L'éducation à l'anglaise

Carnet de notes d'une assistante de français depuis un établissement secondaire londonien, situé à proximité de l'aéroport d'Heathrow. Un secteur classé au "top 10" des plus défavorisés d'Angleterre.

« Nos écoles anglaises fonctionnent comme le championnat de football »
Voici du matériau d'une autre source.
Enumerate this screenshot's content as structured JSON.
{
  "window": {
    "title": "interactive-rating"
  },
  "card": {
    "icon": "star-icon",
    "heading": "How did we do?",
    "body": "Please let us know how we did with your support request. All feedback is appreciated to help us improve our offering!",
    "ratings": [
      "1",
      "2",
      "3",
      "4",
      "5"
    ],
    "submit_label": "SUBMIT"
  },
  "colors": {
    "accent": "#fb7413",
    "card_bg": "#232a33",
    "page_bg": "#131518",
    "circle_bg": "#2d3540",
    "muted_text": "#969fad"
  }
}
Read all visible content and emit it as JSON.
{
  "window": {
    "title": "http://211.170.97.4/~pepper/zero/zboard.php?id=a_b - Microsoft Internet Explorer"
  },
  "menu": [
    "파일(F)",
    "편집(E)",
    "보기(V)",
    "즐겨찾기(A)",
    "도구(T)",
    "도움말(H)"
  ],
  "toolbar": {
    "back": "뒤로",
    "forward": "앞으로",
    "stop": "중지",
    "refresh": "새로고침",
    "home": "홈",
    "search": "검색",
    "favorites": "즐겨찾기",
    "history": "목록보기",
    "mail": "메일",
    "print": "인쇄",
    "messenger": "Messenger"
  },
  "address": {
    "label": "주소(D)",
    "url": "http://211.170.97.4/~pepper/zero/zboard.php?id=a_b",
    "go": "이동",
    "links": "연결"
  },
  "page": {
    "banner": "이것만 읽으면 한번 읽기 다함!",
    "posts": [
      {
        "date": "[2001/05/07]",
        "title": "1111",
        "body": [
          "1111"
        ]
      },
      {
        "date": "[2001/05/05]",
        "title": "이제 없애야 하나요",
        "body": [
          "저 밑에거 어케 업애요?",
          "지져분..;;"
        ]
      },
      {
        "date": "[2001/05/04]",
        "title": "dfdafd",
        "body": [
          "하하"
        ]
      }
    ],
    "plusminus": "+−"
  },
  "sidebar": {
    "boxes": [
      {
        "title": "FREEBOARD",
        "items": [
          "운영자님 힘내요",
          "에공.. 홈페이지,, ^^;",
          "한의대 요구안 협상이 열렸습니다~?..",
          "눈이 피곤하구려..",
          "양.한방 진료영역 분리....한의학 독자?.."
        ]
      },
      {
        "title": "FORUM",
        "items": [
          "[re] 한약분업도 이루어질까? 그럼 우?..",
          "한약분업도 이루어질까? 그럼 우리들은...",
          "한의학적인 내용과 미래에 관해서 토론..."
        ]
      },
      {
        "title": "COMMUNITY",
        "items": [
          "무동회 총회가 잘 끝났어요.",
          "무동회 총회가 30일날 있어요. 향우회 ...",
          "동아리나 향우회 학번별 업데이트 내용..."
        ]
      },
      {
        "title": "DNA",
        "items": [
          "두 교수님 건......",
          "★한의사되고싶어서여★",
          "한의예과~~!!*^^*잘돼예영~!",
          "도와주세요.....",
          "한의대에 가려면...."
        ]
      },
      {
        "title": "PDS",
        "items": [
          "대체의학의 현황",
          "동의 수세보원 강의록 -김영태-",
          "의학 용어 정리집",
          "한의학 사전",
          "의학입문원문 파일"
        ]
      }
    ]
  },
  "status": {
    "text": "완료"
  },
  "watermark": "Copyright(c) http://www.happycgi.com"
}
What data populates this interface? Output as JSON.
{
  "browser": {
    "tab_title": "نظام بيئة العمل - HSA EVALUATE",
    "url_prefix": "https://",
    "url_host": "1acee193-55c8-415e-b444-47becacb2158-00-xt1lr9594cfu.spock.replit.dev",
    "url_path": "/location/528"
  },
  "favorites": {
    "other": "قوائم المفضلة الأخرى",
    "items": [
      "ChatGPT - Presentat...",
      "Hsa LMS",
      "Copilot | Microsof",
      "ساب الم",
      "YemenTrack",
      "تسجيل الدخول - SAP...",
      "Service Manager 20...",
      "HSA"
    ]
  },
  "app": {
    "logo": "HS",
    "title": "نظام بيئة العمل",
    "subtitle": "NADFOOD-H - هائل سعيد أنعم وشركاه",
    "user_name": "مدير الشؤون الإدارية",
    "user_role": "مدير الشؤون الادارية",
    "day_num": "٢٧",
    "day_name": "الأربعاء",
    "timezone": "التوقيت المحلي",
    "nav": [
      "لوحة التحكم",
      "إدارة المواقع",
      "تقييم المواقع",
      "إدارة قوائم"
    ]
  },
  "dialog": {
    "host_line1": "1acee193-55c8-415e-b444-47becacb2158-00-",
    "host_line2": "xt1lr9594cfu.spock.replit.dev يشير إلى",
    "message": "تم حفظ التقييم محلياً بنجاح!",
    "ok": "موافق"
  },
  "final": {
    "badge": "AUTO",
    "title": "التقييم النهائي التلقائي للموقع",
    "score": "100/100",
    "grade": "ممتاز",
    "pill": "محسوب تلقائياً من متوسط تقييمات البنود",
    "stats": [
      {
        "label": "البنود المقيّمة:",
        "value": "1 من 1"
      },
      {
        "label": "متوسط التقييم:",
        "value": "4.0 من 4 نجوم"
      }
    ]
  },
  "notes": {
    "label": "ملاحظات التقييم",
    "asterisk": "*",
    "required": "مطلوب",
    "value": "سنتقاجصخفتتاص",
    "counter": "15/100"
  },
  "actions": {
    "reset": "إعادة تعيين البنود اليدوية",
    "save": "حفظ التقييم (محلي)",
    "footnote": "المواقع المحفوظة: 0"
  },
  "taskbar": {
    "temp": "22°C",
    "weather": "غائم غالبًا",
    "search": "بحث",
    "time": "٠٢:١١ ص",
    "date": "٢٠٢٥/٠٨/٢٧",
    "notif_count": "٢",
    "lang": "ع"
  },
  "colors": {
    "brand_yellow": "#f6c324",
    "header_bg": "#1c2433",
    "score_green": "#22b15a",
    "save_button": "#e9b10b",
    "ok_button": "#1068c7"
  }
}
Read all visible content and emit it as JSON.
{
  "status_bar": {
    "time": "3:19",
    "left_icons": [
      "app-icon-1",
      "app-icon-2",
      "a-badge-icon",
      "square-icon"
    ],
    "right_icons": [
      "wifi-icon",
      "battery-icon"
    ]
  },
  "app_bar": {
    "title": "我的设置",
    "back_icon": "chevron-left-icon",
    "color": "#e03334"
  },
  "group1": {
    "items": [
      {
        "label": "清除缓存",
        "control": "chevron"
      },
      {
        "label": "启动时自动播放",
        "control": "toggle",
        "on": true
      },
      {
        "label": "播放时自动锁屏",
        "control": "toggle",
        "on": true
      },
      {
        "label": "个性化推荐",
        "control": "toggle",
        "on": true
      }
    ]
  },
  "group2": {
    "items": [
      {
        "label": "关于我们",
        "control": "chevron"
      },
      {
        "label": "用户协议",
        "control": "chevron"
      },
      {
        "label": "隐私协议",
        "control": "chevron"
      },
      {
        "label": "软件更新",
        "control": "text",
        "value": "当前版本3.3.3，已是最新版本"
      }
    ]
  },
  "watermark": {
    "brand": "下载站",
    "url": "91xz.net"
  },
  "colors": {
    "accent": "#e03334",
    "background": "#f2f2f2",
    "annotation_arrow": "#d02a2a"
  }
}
Publié le 03/11/2011 à 15h16

Assistante de langue, j’enseigne le français dans un établissement secondaire au sud-ouest de Londres. Depuis deux ans, je découvre cette culture anglo-saxonne ultracompétitive, basée sur l’idée que l’avenir des enfants se joue dès le bac à sable.

De ce fait, autour de Londres, les types d’écoles (académie, fondation, sélective, publique ou privée...) sont plus nombreuses que les catégories sociales, qui tendent à se diviser de plus en plus entre une classe aisée – très aisée – et une classe pauvre – très pauvre.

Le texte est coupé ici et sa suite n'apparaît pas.